Beteiligte(r) Künstler*in(nen): June Balthazard Et Pierre Pauze , LIU Chuang , MILLIØNS Zeina Koreitem & John May , Fernando Palma Rodríguez , Huang Hai-Hsin, Femke Herregraven, James T. HON , Cui Jie , Hamedine Kane, Stéphane Verlet-Bottéro Avec Olivia Anani Et Lou Mo, Jean Katambayi Mukendi, Aluaiy Kaumakan, Franck Leibovici Et Julien Seroussi, James Lovelock, Marianne Morild, Jonas STAAL, Nomeda Et Gediminas Urbonas, Antonio Vega Macotela, Cemelesai Takivalet, Chen Yin-Ju, Su Yu Hsin, Chang Yung-Ta
Curators: Bruno Latour, Martin Guinard and Eva Lin
opening hours: Mon-Sun 10am - 6pm, close on Tuesday
Ort: Centre Pompidou-Metz
1 Parv. des Droits de l'Homme, 57020 Metz, France
Partner: Exhibition conceived and produced by the Taipei Fine Arts Museum for the Taipei Biennale 2020 and adapted by the Centre Pompidou-Metz.
With the exceptional support of the Ministry of Culture of Taiwan.
In partnership with the Cultural Center of Taiwan in Paris.
With the participation of LUMA Foundation.
In 2020, sociologist and philosopher of science Bruno Latour was invited with curator Martin Guinard to imagine the Taipei Biennale on the island of Taiwan.

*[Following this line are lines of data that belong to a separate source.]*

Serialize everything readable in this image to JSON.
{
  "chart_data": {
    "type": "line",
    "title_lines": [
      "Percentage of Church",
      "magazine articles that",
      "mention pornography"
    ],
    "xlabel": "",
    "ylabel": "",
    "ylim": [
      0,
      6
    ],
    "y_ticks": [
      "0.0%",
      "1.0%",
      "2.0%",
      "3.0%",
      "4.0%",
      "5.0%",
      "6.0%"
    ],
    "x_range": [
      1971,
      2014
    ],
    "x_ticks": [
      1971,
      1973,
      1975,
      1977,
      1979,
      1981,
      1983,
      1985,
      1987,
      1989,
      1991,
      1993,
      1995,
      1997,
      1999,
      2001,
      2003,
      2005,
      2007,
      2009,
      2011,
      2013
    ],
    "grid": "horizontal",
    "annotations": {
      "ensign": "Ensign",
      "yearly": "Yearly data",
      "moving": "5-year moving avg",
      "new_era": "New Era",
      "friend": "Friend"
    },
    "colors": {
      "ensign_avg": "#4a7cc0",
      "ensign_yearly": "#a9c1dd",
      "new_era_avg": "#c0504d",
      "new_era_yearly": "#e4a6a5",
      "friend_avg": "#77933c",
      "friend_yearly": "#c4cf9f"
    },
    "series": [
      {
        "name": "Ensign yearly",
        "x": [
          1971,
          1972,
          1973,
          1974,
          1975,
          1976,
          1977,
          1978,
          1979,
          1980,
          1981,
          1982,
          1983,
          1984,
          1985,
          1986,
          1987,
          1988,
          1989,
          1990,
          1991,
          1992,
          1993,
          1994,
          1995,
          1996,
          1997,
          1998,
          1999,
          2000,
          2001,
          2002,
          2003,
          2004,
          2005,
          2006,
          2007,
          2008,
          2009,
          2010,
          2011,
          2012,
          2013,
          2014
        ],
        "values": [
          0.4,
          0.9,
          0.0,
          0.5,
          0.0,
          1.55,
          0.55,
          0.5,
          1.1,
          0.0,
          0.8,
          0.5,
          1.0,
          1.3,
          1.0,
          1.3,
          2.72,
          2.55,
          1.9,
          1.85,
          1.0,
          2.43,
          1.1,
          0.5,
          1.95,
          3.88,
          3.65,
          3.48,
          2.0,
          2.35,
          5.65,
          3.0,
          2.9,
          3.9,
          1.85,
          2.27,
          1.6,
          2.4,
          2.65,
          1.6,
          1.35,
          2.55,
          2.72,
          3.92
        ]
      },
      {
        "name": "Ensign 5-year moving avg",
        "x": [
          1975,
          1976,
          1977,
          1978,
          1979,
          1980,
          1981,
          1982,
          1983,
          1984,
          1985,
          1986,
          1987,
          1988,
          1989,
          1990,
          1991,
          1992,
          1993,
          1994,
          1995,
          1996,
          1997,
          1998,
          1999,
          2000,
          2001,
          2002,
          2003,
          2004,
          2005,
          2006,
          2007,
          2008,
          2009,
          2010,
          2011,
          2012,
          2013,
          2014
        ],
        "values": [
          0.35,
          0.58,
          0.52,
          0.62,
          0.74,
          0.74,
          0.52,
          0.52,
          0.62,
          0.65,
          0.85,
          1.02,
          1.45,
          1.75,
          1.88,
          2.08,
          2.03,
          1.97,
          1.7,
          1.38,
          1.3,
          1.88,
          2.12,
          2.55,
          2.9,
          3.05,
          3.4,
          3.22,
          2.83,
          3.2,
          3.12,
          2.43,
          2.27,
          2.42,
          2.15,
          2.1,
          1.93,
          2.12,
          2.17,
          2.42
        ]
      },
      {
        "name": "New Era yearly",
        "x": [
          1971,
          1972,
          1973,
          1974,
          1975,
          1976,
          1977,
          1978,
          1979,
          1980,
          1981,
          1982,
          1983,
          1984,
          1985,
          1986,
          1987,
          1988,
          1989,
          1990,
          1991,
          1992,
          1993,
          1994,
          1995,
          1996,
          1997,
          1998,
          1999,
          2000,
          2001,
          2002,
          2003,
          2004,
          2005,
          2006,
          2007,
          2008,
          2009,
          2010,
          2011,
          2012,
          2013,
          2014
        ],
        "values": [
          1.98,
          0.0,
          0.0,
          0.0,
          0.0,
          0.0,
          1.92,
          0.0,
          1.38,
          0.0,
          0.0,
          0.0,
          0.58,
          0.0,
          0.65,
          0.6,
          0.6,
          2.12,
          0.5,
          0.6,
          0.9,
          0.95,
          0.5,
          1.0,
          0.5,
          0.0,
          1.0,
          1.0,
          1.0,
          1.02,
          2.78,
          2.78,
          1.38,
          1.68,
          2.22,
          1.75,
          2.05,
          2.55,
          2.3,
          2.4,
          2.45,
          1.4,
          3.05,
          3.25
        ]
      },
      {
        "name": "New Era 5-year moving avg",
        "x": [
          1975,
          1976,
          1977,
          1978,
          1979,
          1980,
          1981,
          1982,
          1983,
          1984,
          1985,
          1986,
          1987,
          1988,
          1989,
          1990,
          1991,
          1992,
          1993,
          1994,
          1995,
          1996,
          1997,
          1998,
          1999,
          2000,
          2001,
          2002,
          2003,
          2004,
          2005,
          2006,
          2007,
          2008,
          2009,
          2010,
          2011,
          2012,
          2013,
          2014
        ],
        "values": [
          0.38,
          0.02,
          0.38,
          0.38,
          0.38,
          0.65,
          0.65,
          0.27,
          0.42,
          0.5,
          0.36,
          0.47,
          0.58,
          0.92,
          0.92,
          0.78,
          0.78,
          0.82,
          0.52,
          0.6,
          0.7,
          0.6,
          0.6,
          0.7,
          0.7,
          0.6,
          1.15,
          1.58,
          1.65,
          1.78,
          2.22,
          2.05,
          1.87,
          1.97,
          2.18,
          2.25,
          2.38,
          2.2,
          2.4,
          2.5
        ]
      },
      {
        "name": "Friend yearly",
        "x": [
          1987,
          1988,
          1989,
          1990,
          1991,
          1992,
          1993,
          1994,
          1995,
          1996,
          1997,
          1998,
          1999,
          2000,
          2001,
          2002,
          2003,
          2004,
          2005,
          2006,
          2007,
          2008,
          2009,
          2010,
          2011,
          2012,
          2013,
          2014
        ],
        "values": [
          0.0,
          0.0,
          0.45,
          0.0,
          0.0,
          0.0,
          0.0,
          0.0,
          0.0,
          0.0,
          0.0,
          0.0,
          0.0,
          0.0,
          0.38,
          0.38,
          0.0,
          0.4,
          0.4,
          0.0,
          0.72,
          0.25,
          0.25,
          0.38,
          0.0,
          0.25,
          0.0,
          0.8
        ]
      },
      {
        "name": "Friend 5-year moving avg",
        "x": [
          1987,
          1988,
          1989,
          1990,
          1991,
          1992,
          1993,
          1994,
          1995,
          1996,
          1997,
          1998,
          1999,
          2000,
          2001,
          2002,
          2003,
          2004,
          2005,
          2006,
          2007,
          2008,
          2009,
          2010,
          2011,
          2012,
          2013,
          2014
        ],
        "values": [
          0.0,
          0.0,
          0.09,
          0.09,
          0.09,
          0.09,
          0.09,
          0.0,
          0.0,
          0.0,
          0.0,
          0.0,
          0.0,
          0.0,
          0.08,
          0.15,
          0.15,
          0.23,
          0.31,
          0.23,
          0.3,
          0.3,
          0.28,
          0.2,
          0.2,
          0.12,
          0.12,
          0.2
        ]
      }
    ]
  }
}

The project, entitled "You and I don't live on the same planet", questioned the conflicts linked to the ecological question and brought together 57 artists, collectives and speakers. Presented between November 2020 and March 2021 at the Taipei Museum of Fine Arts, it was complemented by workshops and public programs orchestrated by Eva Lin. While it was a huge success with local audiences, the global pandemic prevented the biennial from having the international impact it should have, as Taiwan's borders remained closed for the duration of the event.
In view of this situation and the burning topicality of the subject, the Centre Pompidou-Metz has exceptionally invited the Taipei Biennale 2020 and its curators to take over its spaces between November 2021 and April 2022, for a repeat of part of the exhibition, highlighting the Taiwanese scene and the artists' proposals formulated for this biennale.
As the curators state: "If we were to ask you what planet you live on, you might find the question strange and the answer obvious: Earth! And yet, it is not the same thing to live like the Moderns who use the resources of six planets and to live within the limits of one, fragile and limited.
In a context where democracies are experiencing a rise in populism and dictatorships are presenting ever more pressing threats, our hypothesis is that climate change will not simply be one issue among others but risks framing the entire political discussion. And there is growing disagreement about how to keep the world habitable, not only because political opinions differ, but especially because we don't seem to agree on what the earth is made of. Some people now even think the world is flat!
It is as if there are several versions of the Earth, with properties and capabilities so different that they are like separate planets. Their gravitational pull has a huge influence on how you feel, how you behave and, of course, how you plan your future."
The challenge that this biennial wishes to take up, through the work of the invited artists, architects or scientists, is to make visible these different conceptions, these different realities, so that the visitor takes the measure of the transformation of what was once presented as a set of peripheral issues, into a set of political struggles more urgent and tragic than ever.
"Where do we land, what planet do we live on, who am I, these are the questions that Bruno Latour continues to explore through the Taipei Biennale 2020 and at the Centre Pompidou-Metz from now on. They are at the heart of what he calls the "new climate regime". By approaching the issue in a geopolitical way, the curators hope to set up new diplomatic encounters. What better place to do this than in an exhibition space, since it is precisely the question of space that divides us so deeply?
Created in 1992 by the Taipei Museum of Fine Arts, the Taipei Biennale has become a major artistic event in Asia, and its last editions have focused on environmental issues.